METHODS: Data from the National Cancer Database (2010-2014), on patients with MGC were analyzed. Survival in patients who had palliative chemotherapy was compared to those who had gastrectomy and metastasectomy or gastrectomy and adjuvant chemotherapy. The association between treatment and hazard of death was assessed using Kaplan-Meier and Cox proportional hazards modeling.

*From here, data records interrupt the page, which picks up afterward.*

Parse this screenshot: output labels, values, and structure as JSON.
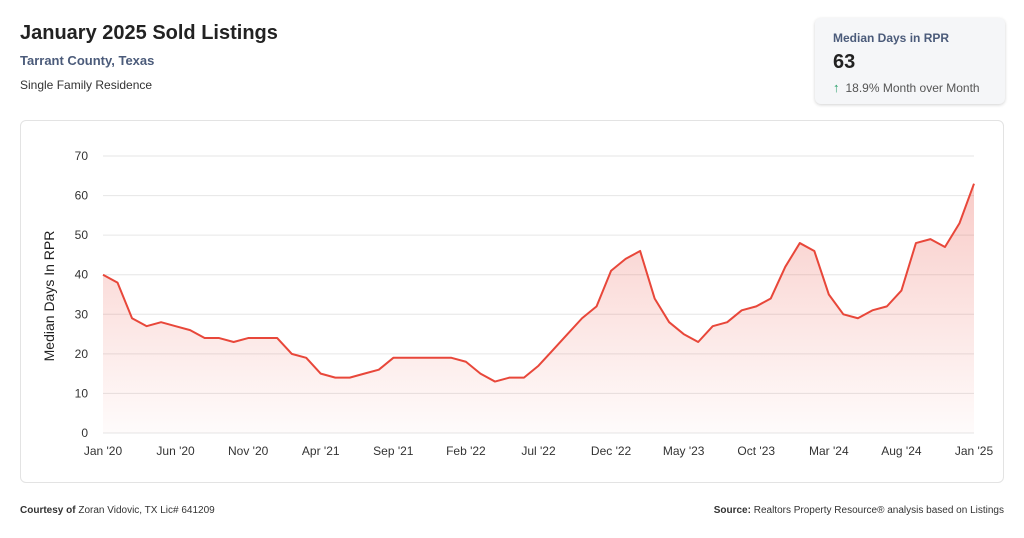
{
  "header": {
    "title": "January 2025 Sold Listings",
    "location": "Tarrant County, Texas",
    "property_type": "Single Family Residence"
  },
  "kpi": {
    "label": "Median Days in RPR",
    "value": "63",
    "change_text": "18.9% Month over Month",
    "arrow_icon": "arrow-up-icon",
    "arrow_color": "#2aa06b"
  },
  "footer": {
    "courtesy_label": "Courtesy of",
    "courtesy_text": "Zoran Vidovic, TX Lic# 641209",
    "source_label": "Source:",
    "source_text": "Realtors Property Resource® analysis based on Listings"
  },
  "chart_data": {
    "type": "area",
    "ylabel": "Median Days In RPR",
    "ylim": [
      0,
      70
    ],
    "yticks": [
      0,
      10,
      20,
      30,
      40,
      50,
      60,
      70
    ],
    "grid": true,
    "line_color": "#e8473a",
    "x_tick_labels": [
      "Jan '20",
      "Jun '20",
      "Nov '20",
      "Apr '21",
      "Sep '21",
      "Feb '22",
      "Jul '22",
      "Dec '22",
      "May '23",
      "Oct '23",
      "Mar '24",
      "Aug '24",
      "Jan '25"
    ],
    "x": [
      "Jan '20",
      "Feb '20",
      "Mar '20",
      "Apr '20",
      "May '20",
      "Jun '20",
      "Jul '20",
      "Aug '20",
      "Sep '20",
      "Oct '20",
      "Nov '20",
      "Dec '20",
      "Jan '21",
      "Feb '21",
      "Mar '21",
      "Apr '21",
      "May '21",
      "Jun '21",
      "Jul '21",
      "Aug '21",
      "Sep '21",
      "Oct '21",
      "Nov '21",
      "Dec '21",
      "Jan '22",
      "Feb '22",
      "Mar '22",
      "Apr '22",
      "May '22",
      "Jun '22",
      "Jul '22",
      "Aug '22",
      "Sep '22",
      "Oct '22",
      "Nov '22",
      "Dec '22",
      "Jan '23",
      "Feb '23",
      "Mar '23",
      "Apr '23",
      "May '23",
      "Jun '23",
      "Jul '23",
      "Aug '23",
      "Sep '23",
      "Oct '23",
      "Nov '23",
      "Dec '23",
      "Jan '24",
      "Feb '24",
      "Mar '24",
      "Apr '24",
      "May '24",
      "Jun '24",
      "Jul '24",
      "Aug '24",
      "Sep '24",
      "Oct '24",
      "Nov '24",
      "Dec '24",
      "Jan '25"
    ],
    "values": [
      40,
      38,
      29,
      27,
      28,
      27,
      26,
      24,
      24,
      23,
      24,
      24,
      24,
      20,
      19,
      15,
      14,
      14,
      15,
      16,
      19,
      19,
      19,
      19,
      19,
      18,
      15,
      13,
      14,
      14,
      17,
      21,
      25,
      29,
      32,
      41,
      44,
      46,
      34,
      28,
      25,
      23,
      27,
      28,
      31,
      32,
      34,
      42,
      48,
      46,
      35,
      30,
      29,
      31,
      32,
      36,
      48,
      49,
      47,
      53,
      63
    ]
  }
}
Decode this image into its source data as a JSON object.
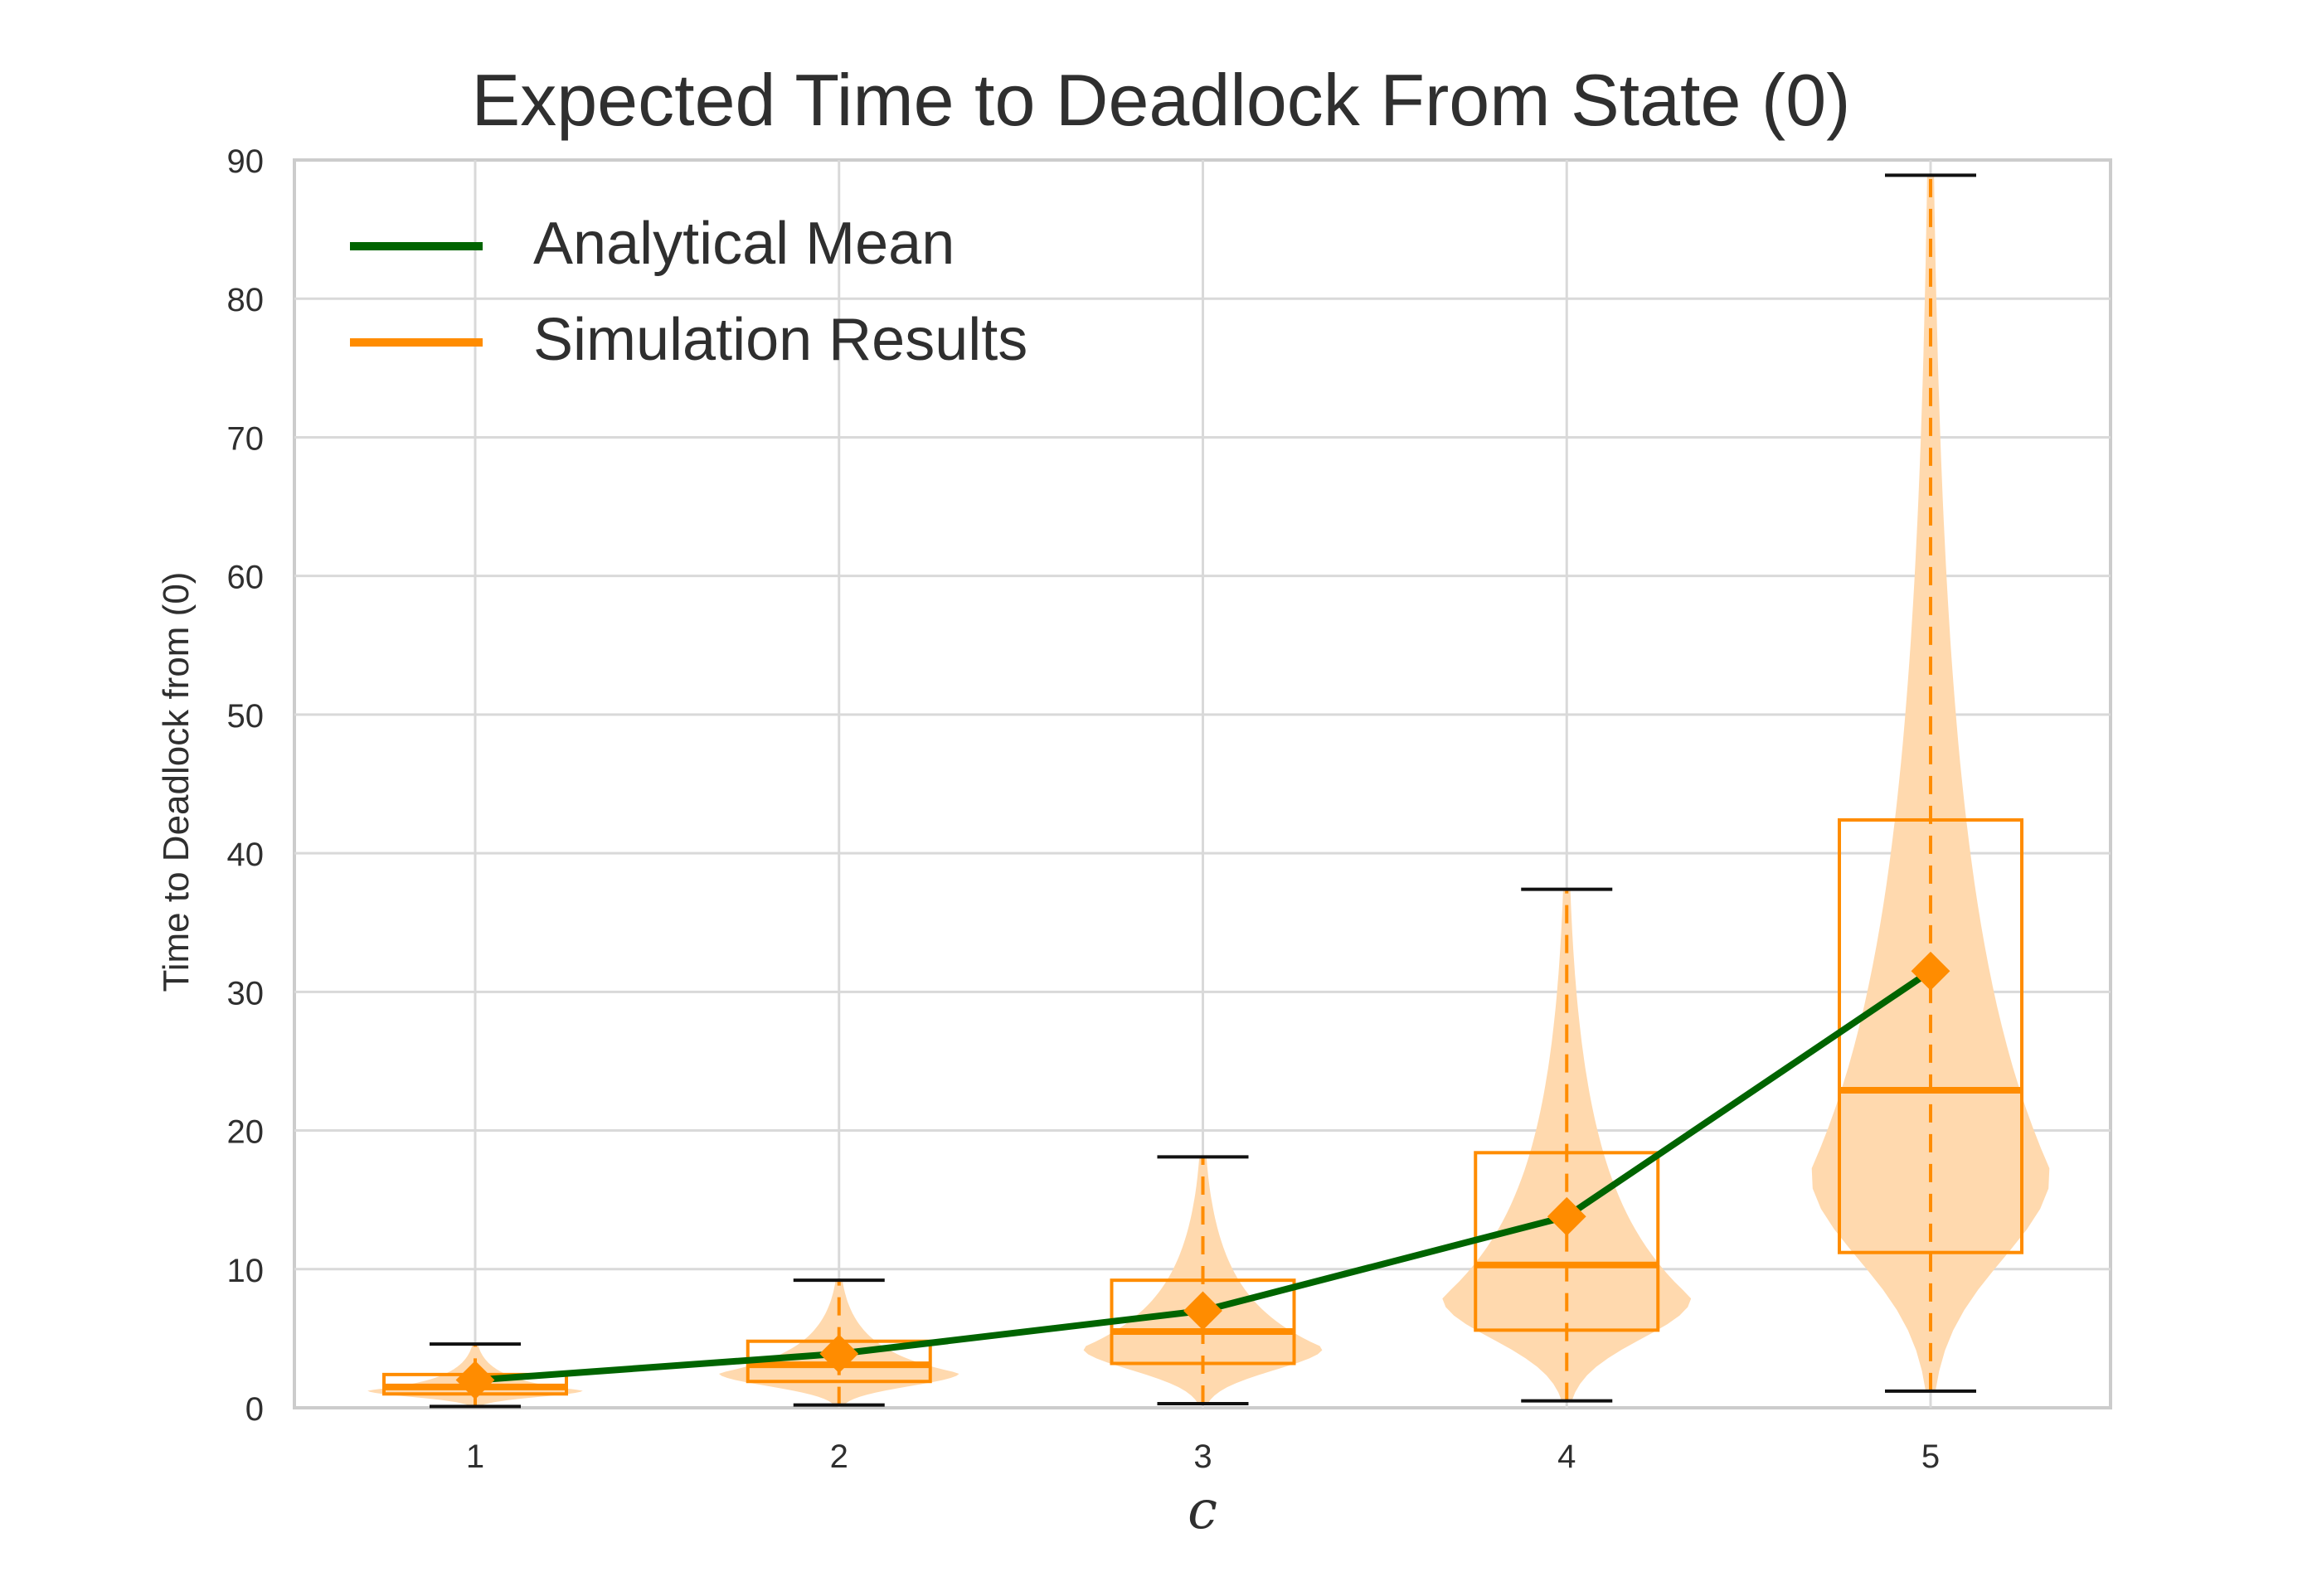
{
  "chart_data": {
    "type": "violin",
    "title": "Expected Time to Deadlock From State (0)",
    "xlabel": "c",
    "ylabel": "Time to Deadlock from (0)",
    "categories": [
      "1",
      "2",
      "3",
      "4",
      "5"
    ],
    "ylim": [
      0,
      90
    ],
    "yticks": [
      0,
      10,
      20,
      30,
      40,
      50,
      60,
      70,
      80,
      90
    ],
    "grid": true,
    "legend_position": "top-left",
    "colors": {
      "analytical": "#006400",
      "simulation": "#ff8c00",
      "violin_fill": "#ffd9ae",
      "whisker_cap": "#111111",
      "grid": "#d9d9d9",
      "axis_frame": "#cccccc",
      "text": "#2f2f2f"
    },
    "series": [
      {
        "name": "Analytical Mean",
        "values": [
          2.0,
          3.9,
          7.0,
          13.8,
          31.5
        ]
      },
      {
        "name": "Simulation Results",
        "boxes": [
          {
            "min": 0.1,
            "q1": 1.0,
            "median": 1.5,
            "q3": 2.4,
            "max": 4.6
          },
          {
            "min": 0.2,
            "q1": 1.9,
            "median": 3.1,
            "q3": 4.8,
            "max": 9.2
          },
          {
            "min": 0.3,
            "q1": 3.2,
            "median": 5.5,
            "q3": 9.2,
            "max": 18.1
          },
          {
            "min": 0.5,
            "q1": 5.6,
            "median": 10.3,
            "q3": 18.4,
            "max": 37.4
          },
          {
            "min": 1.2,
            "q1": 11.2,
            "median": 22.9,
            "q3": 42.4,
            "max": 88.9
          }
        ]
      }
    ]
  }
}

RESULTS: We identified 3573 patients with MGC. Mean age was 64 years. M/F ratio was 3 to 1. White non-Hispanic race constituted 73.9% of patients. Over 93% of patients were insured and 33.9% were treated at an academic facility. Tumors were most commonly in the cardia (55.6%), were poorly differentiated (46%). All included patients had liver metastasis. There was no significant difference between the groups in terms of distribution of bone, brain metastases. Most patients (n=3461, 96.9%) were treated with palliative chemotherapy (PCT) while 46 patients had gastrectomy and metastasectomy and 66 patients had gastrectomy and adjuvant chemotherapy. Marginally more patients with lung metastasis were referred to PCT compared to surgical management. There was a significantly increased median overall survival (OS) in patients treated with surgery, those who had gastrectomy and metastasectomy (18.4 months), gastrectomy with adjuvant chemotherapy (14.8 months) compared to patients with PCT (9.2 months, p<0.001). Multivariate analysis showed decreased hazard of death in patients managed surgically: gastrectomy and metastasectomy (HR: 0.61, 95%CI: 0.44 - 0.87, p<0.01) and gastrectomy with adjuvant chemotherapy (HR: 0.52, 95%CI: 0.40 - 0.71, p<0.01). There was increased hazard of death with age (HR: 1.07, 95%CI: 1.03 - 1.11, p<0.01), non-academic facility (HR: 1.22, 95%CI: 1.08-1.38, p=0.01), Charlson-Deyo score of 2 (HR: 1.34, 95%CI: 1.15-1.56, p<0.01), and poorly differentiated grade (HR: 1.49, 95%CI: 1.14 - 1.95, p<0.01). There was no difference in survival based on gender, insurance status, T stage (short of vs invading serosa) or N stage.
CONCLUSION: Gastrectomy with metastasectomy in select patients or with adjuvant chemotherapy is associated with improved survival in metastatic gastric cancer patients.